Problem:
A string s is called good if there are no two different characters in s that have the same frequency.
Given a string s, return the minimum number of characters you need to delete to make s good.
The frequency of a character in a string is the number of times it appears in the string. For example, in the string "aab", the frequency of 'a' is 2, while the frequency of 'b' is 1.
Example 1:
Input: s = "aab"
Output: 0
Explanation: s is already good.
Example 2:
Input: s = "aaabbbcc"
Output: 2
Explanation: You can delete two 'b's resulting in the good string "aaabcc".

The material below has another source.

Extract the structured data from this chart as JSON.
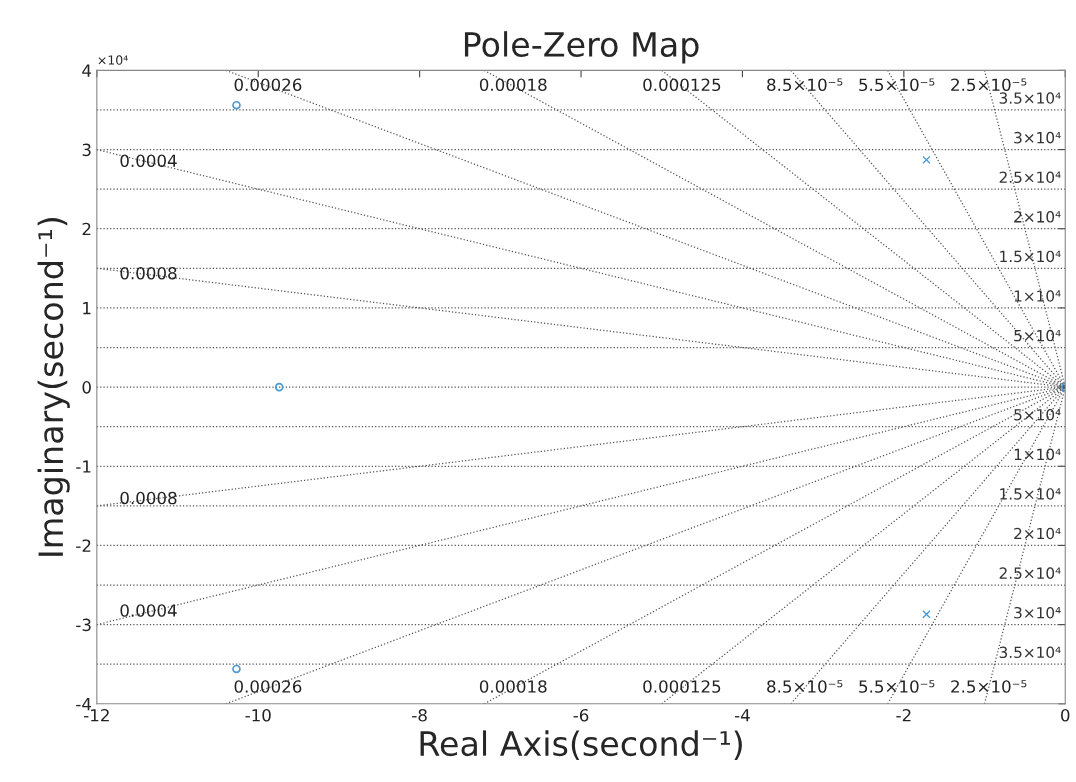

Another way it to delete one 'b' and one 'c' resulting in the good string "aaabbc".
Example 3:
Input: s = "ceabaacb"
Output: 2
Explanation: You can delete both 'c's resulting in the good string "eabaab".
Note that we only care about characters that are still in the string at the end (i.e. frequency of 0 is ignored).
Constraints:
1 <= s.length <= 105scontains only lowercase English letters.
Solution:
class Solution {
public int minDeletions(String str) {
// create array containing frequency of each character
int[] freqArr = new int[26];
for(char c: str.toCharArray()) {
freqArr[c - 'a']++;
}
// sort frequency array
Arrays.sort(freqArr);
// traverse in reverse order and calculate deletions as freqArr[i] - maxAllowedFreq
int deletions = 0;
int maxAllowedFreq = str.length();
for(int i=freqArr.length - 1; i>=0; i--) {
if(freqArr[i] > maxAllowedFreq) {
deletions += (freqArr[i] - maxAllowedFreq);
freqArr[i] = maxAllowedFreq;
}
maxAllowedFreq = freqArr[i] - 1;
if(maxAllowedFreq < 0) maxAllowedFreq = 0;
}
return deletions;
}
}
Time Complexity: O(N) where N is the length of the given string. Sorting can be ignored as the array size will always be 26.
Space Complexity: O(1) as array size is always 26, hence it can be ignored.